Easy come, easy go. Start by taking note of your income. Some Americans have more than one income source, either through a second gig or even a hobby turned small business. You don’t have to be making money very long, though, to realize that it doesn’t always sit still in your checking account. Along with your income, tally up your expenditures: Housing costs (rent, utilities, etc.), groceries, student loan payments, transportation expenses, phone, and Internet, as well as entertainment. It adds up! (More like subtracts, actually.)

Make adjustments. Ideally, the number at the bottom of this reckoning should be a positive number. This means that you’re living within your means and, while you may want to make that a larger number by adjusting your expenses, you’re at a good starting point. 

Adjustments are probably overdue if you have a negative number; you’ll need to take a cold hard look at those expenses and think about can I live without (such as mountaineering lessons) and what isn’t going to give (the essentials: food and shelter). 

Your other choice, of course, is to make more money. As you move on in your career, this will likely happen as you earn salary increases or build your business. Don’t forget, though, that life gets more expensive over time, as well. Rents and fees will rise as time goes on. Regular adjustments are a natural part of good budgetary maintenance.

Goals and strategies.

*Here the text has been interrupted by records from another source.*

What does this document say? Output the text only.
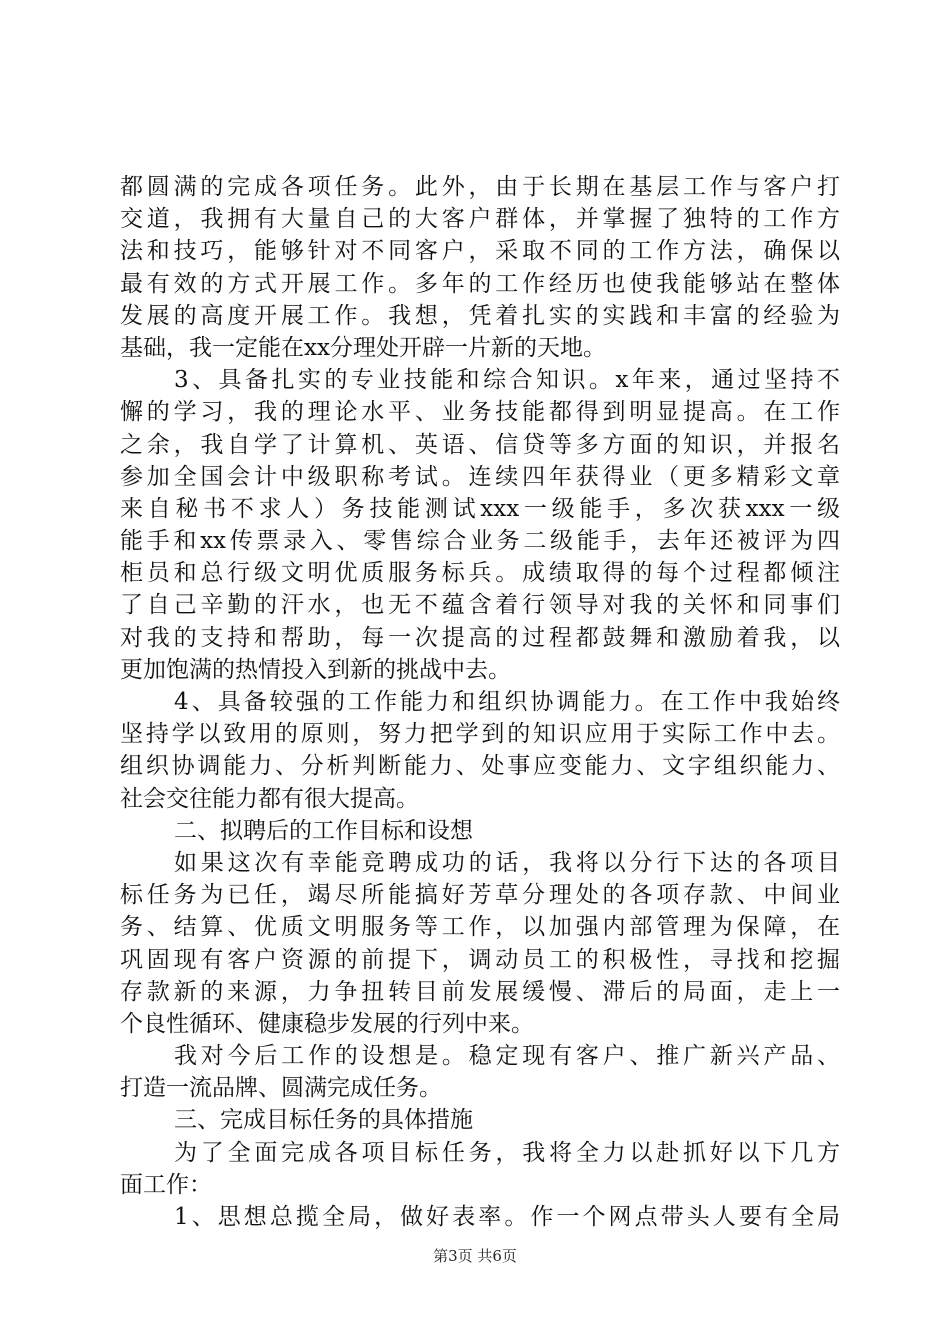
都圆满的完成各项任务。此外，由于长期在基层工作与客户打
交道，我拥有大量自己的大客户群体，并掌握了独特的工作方
法和技巧，能够针对不同客户，采取不同的工作方法，确保以
最有效的方式开展工作。多年的工作经历也使我能够站在整体
发展的高度开展工作。我想，凭着扎实的实践和丰富的经验为
基础，我一定能在xx分理处开辟一片新的天地。
3、具备扎实的专业技能和综合知识。x年来，通过坚持不
懈的学习，我的理论水平、业务技能都得到明显提高。在工作
之余，我自学了计算机、英语、信贷等多方面的知识，并报名
参加全国会计中级职称考试。连续四年获得业（更多精彩文章
来自秘书不求人）务技能测试xxx一级能手，多次获xxx一级
能手和xx传票录入、零售综合业务二级能手，去年还被评为四
柜员和总行级文明优质服务标兵。成绩取得的每个过程都倾注
了自己辛勤的汗水，也无不蕴含着行领导对我的关怀和同事们
对我的支持和帮助，每一次提高的过程都鼓舞和激励着我，以
更加饱满的热情投入到新的挑战中去。
4、具备较强的工作能力和组织协调能力。在工作中我始终
坚持学以致用的原则，努力把学到的知识应用于实际工作中去。
组织协调能力、分析判断能力、处事应变能力、文字组织能力、
社会交往能力都有很大提高。
二、拟聘后的工作目标和设想
如果这次有幸能竞聘成功的话，我将以分行下达的各项目
标任务为已任，竭尽所能搞好芳草分理处的各项存款、中间业
务、结算、优质文明服务等工作，以加强内部管理为保障，在
巩固现有客户资源的前提下，调动员工的积极性，寻找和挖掘
存款新的来源，力争扭转目前发展缓慢、滞后的局面，走上一
个良性循环、健康稳步发展的行列中来。
我对今后工作的设想是。稳定现有客户、推广新兴产品、
打造一流品牌、圆满完成任务。
三、完成目标任务的具体措施
为了全面完成各项目标任务，我将全力以赴抓好以下几方
面工作：
1、思想总揽全局，做好表率。作一个网点带头人要有全局
第3页 共6页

If you have money coming in that is not being gobbled up by line items on your budget, and you stick to it and keep it that way, you’re (literally) coming out ahead. Now’s the time to put that money to work toward goals and strategies. Goals can be small, like saving up for a vacation or upgrading an item in your home. Or they can be larger, like saving for a major expense. 

Goals can work side-by-side with financial strategies, which tend to be “bigger picture” in scope. Financial strategies tend to be things like looking ahead to your retirement or investing in creating more income (so you can get back to mountain climbing). For these bigger strategies and the shorter-term goals, there is an advantage to seeking out a financial professional geared toward helping you get the most from your efforts.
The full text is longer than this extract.